我刚开始学习 PHP,在让一个简单的登录页面正常工作时遇到了一些麻烦。当我第一次加载这个脚本时,文本“错误的密码/用户名”。并打印注销按钮,但不打印登录表单。为什么会发生这种情况,我将如何更改代码以使登录表单和注销按钮按预期协同工作?
<?php
if (isset($_POST['log_out'])) { // If the page was reloaded as a result of the user having clicked the logout button,
session_destroy(); // kill session.
}
session_start(); // Start a new session with
$_SESSION['user'] = 'foo'; // a static username, and
$_SESSION['pass'] = 'bar'; // a static password.
// If I insert $_SESSION['logged_in'] = 'false'; here to start things off, a blank alert box will be returned no matter from where on the page I alert() the value with JS. On the other hand, without this line the same alert will return "1" both here and further down in the script.

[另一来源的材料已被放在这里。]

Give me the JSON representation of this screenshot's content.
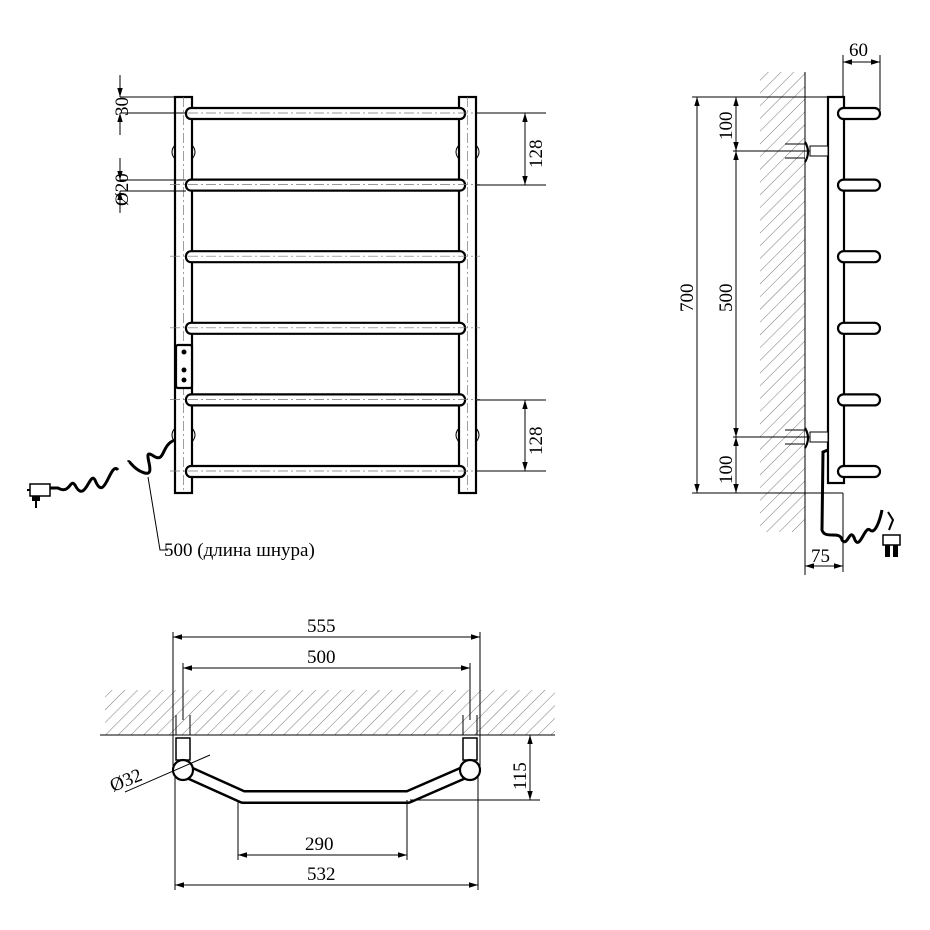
{
  "front_view": {
    "dim_top_offset": "30",
    "dim_tube_diameter": "Ø20",
    "dim_rung_spacing_top": "128",
    "dim_rung_spacing_bottom": "128",
    "cord_label": "500 (длина шнура)",
    "rung_count": 6
  },
  "side_view": {
    "dim_depth": "60",
    "dim_height": "700",
    "dim_mount_top": "100",
    "dim_mount_spacing": "500",
    "dim_mount_bottom": "100",
    "dim_wall_offset": "75"
  },
  "top_view": {
    "dim_overall_width": "555",
    "dim_mount_width": "500",
    "dim_ball_diameter": "Ø32",
    "dim_projection": "115",
    "dim_straight_section": "290",
    "dim_post_width": "532"
  },
  "colors": {
    "line": "#000000",
    "hatch": "#555555",
    "background": "#ffffff"
  }
}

if (($_POST['username'] == $_SESSION['user']) && ($_POST['password'] == $_SESSION['pass'])) { // If the username and password filled in before the page reload match the static ones,
$_SESSION['logged_in'] = true; // the user is logged in.
} else { // If there is no match ...
echo 'Wrong password/username.';
}
include("head.php"); // HTML snippet with everything from the DOCTYPE to the opening BODY tag.
?>
<div> // HTML interlude ...
<?php
// If the user is logged in, print out a logout button in HTML at the top of the page:
if (isset($_SESSION['logged_in']) && ($_SESSION['logged_in'] == true)) {
echo ' <form action="index.php" method="post">';
echo ' <input type="submit" name="log_out" value="Log out">';
echo ' </form>';
}
?>
<p>HTML interlude ...</p>
<?php
// If the user is not logged in, print out a login form in HTML at the bottom of the page:
if ($_SESSION['logged_in'] != true) {
echo ' <form action="index.php" method="post">';
echo ' <label for="username">Username</label><br>';
echo ' <input type="text" name="username" id="username"><br>';
echo ' <label for="password">Password</label><br>';
echo ' <input type="text" name="password" id="password"><br>';
echo ' <input type="submit" name="submit" id="submit" value="Log in">';
echo ' </form>';
}
?>
</div>
<?php include("footer.php"); ?>